Damien Robitaille sème la bonne humeur partout où il se produit, un phénomène qu’on a pu constater une nouvelle fois vendredi soir, au Côté-Cour de Jonquière.

Damien Robitaille, toujours aussi candide

Salle pleine pour Damien Robitaille, vendredi soir, au Côté-Cour de Jonquière. L’homme était venu présenter le spectacle découlant de l’album Univers parallèles en formule trio, flanqué par deux choristes assumant également les fonctions de bassiste et percussionniste. Toujours aussi rigolo, ce qui ne l’empêche pas d’être touchant à l’occasion, il a affiché la même candeur qu’à ses débuts, au temps où un rouge-gorge et un porc-épic suffisaient pour enflammer son imagination.

Celui qui, au sein des Beatles, aurait sûrement choisi d’incarner Ringo, a ouvert avec la pièce titre de son dernier opus. Il y avait des ouh! ouh! à profusion, prélude à un beat sautillant sur lequel s’est déployée une histoire d’amour et de cosmos bien improbable. Juste ce qu’il fallait pour se mettre dans l’ambiance, le temps que le chanteur ouvre son jeu.

«Je viens de l’Ontario et nous autres, on ne niaise pas avec la puck. Je veux voir tout le monde tout nu», a-t-il lancé pendant que ses camarades abordaient avec entrain la pièce On est né nu. Les arrangements tirant sur le funk ont mis en lumière les qualités de musicien de Damien Robitaille. Même un Coréen unilingue aurait apprécié le swing du piano jumelé à celui de la basse, en effet. Personne n’a enlevé ses vêtements, mais c’est en choeur que l’assistance a entonné le refrain.

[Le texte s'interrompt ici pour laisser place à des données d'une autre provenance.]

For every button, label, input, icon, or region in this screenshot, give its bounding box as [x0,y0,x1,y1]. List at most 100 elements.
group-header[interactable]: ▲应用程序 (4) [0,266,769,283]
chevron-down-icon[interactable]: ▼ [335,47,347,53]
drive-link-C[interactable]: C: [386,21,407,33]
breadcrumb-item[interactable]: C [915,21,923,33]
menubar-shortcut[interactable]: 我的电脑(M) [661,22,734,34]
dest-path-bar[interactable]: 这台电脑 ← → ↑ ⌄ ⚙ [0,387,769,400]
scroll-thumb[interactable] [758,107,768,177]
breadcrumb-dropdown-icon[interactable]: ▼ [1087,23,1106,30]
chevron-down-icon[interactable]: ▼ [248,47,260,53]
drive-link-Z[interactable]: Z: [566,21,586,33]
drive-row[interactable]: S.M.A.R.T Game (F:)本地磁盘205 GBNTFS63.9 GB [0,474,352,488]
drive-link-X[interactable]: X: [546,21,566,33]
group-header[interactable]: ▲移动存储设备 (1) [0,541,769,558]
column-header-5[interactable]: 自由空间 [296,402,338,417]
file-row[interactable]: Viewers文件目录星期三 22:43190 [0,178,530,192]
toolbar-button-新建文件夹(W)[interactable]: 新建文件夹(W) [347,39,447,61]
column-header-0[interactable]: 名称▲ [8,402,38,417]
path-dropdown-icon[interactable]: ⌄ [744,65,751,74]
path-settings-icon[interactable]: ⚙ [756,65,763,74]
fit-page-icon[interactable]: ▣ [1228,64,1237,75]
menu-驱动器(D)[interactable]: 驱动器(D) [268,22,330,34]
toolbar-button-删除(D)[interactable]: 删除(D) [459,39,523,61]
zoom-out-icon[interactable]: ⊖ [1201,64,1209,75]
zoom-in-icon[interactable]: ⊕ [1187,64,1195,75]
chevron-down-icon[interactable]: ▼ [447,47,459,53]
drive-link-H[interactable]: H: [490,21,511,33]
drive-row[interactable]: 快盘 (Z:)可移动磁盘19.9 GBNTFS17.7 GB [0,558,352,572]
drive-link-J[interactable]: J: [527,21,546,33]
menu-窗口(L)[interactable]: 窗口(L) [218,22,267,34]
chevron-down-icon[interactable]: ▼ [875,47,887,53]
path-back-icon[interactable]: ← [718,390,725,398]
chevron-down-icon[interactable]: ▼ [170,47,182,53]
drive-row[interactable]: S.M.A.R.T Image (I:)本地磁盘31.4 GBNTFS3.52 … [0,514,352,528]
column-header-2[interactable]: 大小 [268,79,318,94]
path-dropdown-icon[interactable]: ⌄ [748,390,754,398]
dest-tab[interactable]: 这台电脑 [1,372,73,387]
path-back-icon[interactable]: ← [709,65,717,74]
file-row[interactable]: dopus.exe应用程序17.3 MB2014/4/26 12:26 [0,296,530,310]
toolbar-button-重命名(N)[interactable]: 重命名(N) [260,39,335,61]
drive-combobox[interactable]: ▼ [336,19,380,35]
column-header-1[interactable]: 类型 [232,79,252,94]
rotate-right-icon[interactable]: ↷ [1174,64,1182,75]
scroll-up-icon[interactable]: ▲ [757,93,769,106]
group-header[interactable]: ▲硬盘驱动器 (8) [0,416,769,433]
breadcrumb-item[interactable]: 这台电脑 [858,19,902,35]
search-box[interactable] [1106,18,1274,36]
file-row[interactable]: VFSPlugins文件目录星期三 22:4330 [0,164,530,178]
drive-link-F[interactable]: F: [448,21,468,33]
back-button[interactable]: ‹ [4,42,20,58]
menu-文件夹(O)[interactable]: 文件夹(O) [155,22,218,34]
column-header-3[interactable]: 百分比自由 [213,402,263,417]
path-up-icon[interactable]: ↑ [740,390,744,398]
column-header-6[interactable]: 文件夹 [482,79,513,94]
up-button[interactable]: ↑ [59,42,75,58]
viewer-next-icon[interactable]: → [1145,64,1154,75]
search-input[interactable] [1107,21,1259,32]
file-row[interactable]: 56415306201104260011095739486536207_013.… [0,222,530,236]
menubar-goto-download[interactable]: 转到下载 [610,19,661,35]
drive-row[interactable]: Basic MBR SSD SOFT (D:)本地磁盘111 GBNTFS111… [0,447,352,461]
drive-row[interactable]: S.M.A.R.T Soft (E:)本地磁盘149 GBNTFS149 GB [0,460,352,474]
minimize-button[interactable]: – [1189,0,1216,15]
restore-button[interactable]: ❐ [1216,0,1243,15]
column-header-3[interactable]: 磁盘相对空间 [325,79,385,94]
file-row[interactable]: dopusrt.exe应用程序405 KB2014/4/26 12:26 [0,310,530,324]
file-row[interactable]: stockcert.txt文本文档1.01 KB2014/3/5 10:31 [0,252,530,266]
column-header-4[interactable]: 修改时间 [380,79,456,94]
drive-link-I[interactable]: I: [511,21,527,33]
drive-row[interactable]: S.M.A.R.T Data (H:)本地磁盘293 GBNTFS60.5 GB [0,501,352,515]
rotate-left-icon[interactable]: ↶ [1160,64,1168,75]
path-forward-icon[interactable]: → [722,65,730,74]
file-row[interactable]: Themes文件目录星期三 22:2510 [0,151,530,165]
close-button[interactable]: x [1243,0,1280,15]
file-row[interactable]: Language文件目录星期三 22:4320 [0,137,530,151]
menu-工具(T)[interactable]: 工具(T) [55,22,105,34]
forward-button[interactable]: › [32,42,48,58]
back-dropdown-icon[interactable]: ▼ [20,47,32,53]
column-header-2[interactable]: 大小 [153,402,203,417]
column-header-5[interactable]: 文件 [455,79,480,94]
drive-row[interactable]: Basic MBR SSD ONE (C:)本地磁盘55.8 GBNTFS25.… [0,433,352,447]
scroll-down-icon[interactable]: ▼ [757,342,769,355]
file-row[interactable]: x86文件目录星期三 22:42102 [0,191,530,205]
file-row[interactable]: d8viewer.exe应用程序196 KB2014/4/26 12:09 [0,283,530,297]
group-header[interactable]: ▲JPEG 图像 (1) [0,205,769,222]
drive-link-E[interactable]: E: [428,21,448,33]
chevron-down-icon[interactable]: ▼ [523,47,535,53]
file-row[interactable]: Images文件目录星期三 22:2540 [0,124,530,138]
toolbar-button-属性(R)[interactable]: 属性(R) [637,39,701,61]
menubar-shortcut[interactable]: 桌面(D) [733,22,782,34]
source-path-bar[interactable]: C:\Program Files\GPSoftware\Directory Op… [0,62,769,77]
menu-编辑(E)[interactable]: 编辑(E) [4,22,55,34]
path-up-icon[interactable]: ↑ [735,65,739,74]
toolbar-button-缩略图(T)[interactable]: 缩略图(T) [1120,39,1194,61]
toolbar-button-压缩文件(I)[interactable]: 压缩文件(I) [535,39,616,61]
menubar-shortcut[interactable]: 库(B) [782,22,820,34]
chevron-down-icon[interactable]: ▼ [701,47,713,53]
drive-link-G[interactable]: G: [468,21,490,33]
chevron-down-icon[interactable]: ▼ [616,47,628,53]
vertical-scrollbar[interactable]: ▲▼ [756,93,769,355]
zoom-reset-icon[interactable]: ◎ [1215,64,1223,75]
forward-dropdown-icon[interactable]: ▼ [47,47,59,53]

Une chanson plus récente, Omniprésent, a vu Damien Robitaille tricoter une trame serrée, encore une fois très funk, après avoir troqué le piano pour la guitare. C’était dansant, ludique à souhait, ce qui a inspiré un commentaire ironique de la part du principal intéressé. «Quand j’étais jeune, je rêvais de jouer comme Jimi Hendrix. Ça, c’est le plus proche que je suis passé», a-t-il laissé échapper, sourire en coin.

Le public, qui regroupait toutes les tranches d’âge, a eu droit à une performance de la même eau sur Ennemi imaginaire. Le trio a créé un climat de tension qui collait bien au texte, tout en ouvrant la porte à des échanges qu’on aurait aimé voir s’étirer. Le groupe est toutefois demeuré à l’intérieur des limites de cette composition tirée de l’album Univers parallèles.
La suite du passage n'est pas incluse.